We report a case of intracranial dissemination developing approximately 6 months after partial removal of a spinal cord astrocytoma in a 40-year-old male. The clinical course and postmortem findings indicate that the tumor originated in the cervical cord and extended into the subarachnoid space, first the spinal canal and later intracranially. Spinal cord glioma dissemination through the cerebrospinal fluid is more common than previously considered and indicates a dismal prognosis. An aggressive approach, including radical surgery, entire neuraxis irradiation, and adjuvant chemotherapy, is suggested as the initial treatment for malignant spinal cord glioma to prevent subsequent dissemination.

High Cervical Intradural Lipoma —Case Report—

A rare high cervical intradural subpial lipoma unassociated with spinal dysraphism manifested by a slowly progressive myelopathy simulating Brown-Sequard syndrome in a 37-year-old male. The diagnosis was based on neuroradiological imaging. Intraoperative recording of somatosensory evoked potentials showed recovery of the prolonged N₂₀ latency, indicating adequate decompression was achieved.

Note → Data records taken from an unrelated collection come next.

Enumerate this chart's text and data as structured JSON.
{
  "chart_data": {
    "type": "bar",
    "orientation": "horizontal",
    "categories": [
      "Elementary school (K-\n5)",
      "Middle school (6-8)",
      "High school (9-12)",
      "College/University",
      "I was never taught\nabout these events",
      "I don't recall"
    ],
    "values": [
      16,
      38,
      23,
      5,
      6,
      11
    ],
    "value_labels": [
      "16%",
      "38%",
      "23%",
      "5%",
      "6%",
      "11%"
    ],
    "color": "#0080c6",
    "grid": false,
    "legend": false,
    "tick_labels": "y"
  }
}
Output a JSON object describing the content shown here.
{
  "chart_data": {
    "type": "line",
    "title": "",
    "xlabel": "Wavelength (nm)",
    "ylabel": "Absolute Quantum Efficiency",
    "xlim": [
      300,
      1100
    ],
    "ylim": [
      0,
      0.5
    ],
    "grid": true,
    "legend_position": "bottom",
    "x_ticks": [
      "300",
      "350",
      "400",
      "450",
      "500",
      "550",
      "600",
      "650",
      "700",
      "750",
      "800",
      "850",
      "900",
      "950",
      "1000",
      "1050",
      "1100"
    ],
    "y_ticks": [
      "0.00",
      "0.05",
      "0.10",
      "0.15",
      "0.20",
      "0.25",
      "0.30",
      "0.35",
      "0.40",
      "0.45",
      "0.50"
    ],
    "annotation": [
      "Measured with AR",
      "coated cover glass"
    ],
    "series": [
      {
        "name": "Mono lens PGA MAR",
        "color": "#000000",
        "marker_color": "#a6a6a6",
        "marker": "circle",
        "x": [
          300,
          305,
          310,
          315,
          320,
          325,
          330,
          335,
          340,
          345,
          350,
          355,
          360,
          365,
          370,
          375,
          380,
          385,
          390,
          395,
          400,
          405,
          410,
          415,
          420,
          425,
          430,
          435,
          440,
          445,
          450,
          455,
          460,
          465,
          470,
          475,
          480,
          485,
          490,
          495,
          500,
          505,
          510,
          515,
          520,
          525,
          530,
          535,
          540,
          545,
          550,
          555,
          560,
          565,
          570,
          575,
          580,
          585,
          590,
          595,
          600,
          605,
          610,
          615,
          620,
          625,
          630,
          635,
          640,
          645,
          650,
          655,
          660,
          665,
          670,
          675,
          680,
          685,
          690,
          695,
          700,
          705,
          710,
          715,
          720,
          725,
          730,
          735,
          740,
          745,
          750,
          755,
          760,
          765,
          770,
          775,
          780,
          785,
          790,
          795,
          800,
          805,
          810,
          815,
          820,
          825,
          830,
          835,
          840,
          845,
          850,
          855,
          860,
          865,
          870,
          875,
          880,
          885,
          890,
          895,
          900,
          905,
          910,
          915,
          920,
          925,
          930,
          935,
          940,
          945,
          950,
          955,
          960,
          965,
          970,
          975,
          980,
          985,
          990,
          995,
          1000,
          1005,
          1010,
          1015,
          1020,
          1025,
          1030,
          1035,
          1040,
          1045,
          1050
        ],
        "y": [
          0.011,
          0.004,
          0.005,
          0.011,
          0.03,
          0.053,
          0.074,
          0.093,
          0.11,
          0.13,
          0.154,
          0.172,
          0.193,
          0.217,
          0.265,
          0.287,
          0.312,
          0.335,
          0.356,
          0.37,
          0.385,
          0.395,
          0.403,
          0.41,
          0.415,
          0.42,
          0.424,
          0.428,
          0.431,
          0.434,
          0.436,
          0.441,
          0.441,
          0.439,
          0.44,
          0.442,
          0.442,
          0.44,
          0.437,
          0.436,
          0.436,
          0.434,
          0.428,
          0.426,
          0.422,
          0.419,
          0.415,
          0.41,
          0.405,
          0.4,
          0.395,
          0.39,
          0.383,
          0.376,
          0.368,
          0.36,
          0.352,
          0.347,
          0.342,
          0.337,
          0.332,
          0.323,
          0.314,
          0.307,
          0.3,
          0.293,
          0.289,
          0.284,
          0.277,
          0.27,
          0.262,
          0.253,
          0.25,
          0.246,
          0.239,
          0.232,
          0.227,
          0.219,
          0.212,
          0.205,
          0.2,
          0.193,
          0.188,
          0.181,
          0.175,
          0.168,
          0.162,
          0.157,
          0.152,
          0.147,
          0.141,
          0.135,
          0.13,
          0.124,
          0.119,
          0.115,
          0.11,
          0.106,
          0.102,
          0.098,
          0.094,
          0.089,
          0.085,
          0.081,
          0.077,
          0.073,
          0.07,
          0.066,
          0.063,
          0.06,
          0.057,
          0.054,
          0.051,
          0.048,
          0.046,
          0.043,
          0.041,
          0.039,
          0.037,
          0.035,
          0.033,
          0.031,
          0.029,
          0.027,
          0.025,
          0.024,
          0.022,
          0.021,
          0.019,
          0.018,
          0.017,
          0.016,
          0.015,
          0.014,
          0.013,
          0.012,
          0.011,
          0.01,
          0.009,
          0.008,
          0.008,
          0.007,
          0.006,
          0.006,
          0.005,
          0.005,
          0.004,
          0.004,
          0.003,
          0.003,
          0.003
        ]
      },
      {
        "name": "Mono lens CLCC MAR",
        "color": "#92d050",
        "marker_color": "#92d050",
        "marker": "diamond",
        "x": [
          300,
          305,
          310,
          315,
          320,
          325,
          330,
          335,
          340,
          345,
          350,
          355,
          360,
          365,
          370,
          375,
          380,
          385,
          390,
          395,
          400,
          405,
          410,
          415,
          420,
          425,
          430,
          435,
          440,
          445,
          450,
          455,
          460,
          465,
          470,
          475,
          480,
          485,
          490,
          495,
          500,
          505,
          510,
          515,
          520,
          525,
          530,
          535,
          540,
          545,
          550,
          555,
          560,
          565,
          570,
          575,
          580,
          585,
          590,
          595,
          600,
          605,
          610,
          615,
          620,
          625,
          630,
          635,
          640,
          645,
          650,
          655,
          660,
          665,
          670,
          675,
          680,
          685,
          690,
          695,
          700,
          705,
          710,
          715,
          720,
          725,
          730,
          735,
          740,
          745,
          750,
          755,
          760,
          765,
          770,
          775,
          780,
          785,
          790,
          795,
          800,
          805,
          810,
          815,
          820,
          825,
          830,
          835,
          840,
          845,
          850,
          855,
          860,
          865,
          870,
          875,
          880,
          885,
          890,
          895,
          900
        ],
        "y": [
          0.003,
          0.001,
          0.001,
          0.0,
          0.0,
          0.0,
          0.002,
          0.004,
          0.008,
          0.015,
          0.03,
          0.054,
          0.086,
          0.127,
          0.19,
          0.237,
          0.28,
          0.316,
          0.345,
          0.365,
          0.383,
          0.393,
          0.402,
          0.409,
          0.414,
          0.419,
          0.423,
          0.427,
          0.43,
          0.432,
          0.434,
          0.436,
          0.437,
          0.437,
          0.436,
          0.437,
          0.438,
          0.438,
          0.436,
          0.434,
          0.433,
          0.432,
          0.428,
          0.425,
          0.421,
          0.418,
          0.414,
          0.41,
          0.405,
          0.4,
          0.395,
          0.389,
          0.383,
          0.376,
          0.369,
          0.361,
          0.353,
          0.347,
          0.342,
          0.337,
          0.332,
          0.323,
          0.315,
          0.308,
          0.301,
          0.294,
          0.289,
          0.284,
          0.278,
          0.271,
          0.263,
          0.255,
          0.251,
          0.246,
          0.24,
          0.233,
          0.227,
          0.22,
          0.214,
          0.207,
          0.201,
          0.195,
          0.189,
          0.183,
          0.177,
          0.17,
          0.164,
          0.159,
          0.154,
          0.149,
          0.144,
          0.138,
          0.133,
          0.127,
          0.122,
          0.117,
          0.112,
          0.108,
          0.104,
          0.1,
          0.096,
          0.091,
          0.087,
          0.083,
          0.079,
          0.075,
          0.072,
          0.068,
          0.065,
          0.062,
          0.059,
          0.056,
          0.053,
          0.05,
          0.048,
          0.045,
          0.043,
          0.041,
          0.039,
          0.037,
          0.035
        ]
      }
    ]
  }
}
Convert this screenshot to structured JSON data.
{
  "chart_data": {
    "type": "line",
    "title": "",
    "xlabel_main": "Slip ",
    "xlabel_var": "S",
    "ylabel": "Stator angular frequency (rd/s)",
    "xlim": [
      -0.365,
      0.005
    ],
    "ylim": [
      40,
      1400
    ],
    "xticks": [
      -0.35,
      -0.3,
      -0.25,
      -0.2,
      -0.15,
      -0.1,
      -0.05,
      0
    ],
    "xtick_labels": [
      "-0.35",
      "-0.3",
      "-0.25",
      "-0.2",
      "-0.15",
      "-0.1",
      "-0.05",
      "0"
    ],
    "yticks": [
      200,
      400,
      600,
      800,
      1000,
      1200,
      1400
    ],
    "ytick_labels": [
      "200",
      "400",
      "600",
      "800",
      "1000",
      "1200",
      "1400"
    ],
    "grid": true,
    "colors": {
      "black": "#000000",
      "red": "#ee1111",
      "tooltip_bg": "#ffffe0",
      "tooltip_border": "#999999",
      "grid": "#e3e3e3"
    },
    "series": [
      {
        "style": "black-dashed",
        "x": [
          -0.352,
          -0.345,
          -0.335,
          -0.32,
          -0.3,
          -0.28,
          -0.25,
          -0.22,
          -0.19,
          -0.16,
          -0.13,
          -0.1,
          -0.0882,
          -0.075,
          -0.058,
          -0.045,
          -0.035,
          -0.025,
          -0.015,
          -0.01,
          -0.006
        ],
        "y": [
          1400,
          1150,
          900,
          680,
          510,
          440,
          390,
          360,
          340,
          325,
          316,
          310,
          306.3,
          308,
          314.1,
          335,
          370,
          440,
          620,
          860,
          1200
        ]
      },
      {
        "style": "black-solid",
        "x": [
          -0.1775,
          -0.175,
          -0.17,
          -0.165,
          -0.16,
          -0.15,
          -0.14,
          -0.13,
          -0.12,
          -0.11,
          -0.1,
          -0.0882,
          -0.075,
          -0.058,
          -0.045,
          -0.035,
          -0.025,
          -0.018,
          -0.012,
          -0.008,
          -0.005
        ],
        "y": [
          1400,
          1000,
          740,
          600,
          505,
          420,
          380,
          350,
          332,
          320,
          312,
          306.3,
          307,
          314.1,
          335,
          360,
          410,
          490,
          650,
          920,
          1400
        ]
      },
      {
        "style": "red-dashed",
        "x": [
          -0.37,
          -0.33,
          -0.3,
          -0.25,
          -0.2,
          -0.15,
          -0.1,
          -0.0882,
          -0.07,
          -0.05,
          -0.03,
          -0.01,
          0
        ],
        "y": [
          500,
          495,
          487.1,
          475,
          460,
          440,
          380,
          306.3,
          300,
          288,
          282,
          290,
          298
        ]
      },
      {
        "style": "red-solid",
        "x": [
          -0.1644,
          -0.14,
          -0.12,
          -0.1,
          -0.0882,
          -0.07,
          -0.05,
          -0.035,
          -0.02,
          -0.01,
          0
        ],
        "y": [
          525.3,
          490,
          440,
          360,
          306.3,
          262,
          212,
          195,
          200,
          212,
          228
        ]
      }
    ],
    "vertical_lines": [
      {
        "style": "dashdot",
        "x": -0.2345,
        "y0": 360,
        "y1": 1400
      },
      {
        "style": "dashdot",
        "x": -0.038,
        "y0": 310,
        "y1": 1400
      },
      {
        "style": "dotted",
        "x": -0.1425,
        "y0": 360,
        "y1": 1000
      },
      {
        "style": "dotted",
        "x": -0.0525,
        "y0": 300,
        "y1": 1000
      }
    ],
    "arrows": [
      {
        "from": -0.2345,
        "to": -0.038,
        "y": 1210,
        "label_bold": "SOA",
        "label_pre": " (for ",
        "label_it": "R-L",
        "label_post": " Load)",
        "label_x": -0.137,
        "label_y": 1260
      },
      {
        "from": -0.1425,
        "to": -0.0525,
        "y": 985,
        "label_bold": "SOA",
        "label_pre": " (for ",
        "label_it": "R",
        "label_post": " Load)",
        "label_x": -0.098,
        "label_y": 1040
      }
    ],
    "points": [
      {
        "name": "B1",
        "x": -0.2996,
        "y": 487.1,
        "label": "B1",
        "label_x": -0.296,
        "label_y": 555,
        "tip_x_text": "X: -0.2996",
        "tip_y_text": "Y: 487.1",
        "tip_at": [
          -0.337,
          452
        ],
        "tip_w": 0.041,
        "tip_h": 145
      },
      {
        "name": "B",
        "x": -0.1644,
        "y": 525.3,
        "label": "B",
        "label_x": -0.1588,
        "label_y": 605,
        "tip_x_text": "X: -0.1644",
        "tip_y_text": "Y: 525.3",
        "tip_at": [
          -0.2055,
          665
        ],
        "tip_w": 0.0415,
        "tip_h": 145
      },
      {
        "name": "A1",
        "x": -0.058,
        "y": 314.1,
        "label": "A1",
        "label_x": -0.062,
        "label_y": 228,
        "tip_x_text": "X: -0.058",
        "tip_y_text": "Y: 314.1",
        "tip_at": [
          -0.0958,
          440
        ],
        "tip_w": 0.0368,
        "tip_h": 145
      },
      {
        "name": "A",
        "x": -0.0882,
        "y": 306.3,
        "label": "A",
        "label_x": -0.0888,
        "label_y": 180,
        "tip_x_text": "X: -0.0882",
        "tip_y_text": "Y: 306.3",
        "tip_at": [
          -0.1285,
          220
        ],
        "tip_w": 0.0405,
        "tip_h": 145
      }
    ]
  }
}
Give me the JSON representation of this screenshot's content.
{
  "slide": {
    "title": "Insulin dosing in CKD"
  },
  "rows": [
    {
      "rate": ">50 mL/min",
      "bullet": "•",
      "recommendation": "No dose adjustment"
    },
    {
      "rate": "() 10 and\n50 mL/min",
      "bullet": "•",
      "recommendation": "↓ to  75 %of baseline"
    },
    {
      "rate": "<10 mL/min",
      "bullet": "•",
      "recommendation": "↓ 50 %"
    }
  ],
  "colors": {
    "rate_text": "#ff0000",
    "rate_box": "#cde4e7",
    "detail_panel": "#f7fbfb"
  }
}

Persistent Trigeminal Artery Associated with Brainstem Infarct —Case Report—

A 47-year-old male presented with a sudden onset of right hemiparesis and numbness of the left face. Magnetic resonance imaging demonstrated a lacunar infarct in the ventral pons. Cerebral angiography demonstrated a persistent trigeminal artery (PTA) anastomosing the left internal carotid artery to the distal basilar artery. Bilateral vertebral arteries and the basilar artery below the PTA junction were extremely hypoplastic. The bilateral posterior communicating arteries were embryonic. The posterior fossa circulation was almost independent from the circle of Willis. The poor vascular supply to the posterior fossa probably caused the brainstem infarct.

Coexistence of Extracranial Internal Carotid Artery Aneurysm and Multiple Intracranial Aneurysms —Case Report—

A rare case of extracranial internal carotid artery (ICA) aneurysm coexisting with intracranial multiple aneurysms in a 64-year-old female is reported. The three intracranial aneurysms were clipped uneventfully by two-stage craniotomies. The extracranial ICA aneurysm at the infratemporal region was excised through a high cervical route and ICA was reconstructed by an end-to-end direct anastomosis. Ours is the first case reported of extra and intracranial aneurysms surgically treated successfully.

Anomalous Origin of the Anterior Cerebral Artery and Congenital Skull Dysplasia —Case Report—

A 37-year-old male had a ruptured anterior communicating artery aneurysm associated with an anomalous right anterior cerebral artery originating from the right internal carotid artery immediately distal to the ophthalmic artery and running between the optic nerves. The anomaly was associated with congenital skull dysplasia and other systemic bone anomalies, apparently an incomplete form of cleidocranial dysostosis. The aneurysm was successfully clipped with hematoma evacuation.

Spontaneous Epidural Hematoma from a Hepatocellular Carcinoma Metastasis to the Skull —Case Report—

A rare case of acute epidural hematoma originating from a hepatocellular carcinoma metastasis to the skull in a 52-year-old male is reported. The skull metastasis and epidural hematoma were completely removed, but he died of large liver tumor. Histological examination of the removed tumor showed many sinusoid-like blood vessels, which probably lead to hemorrhage and formation of epidural hematoma.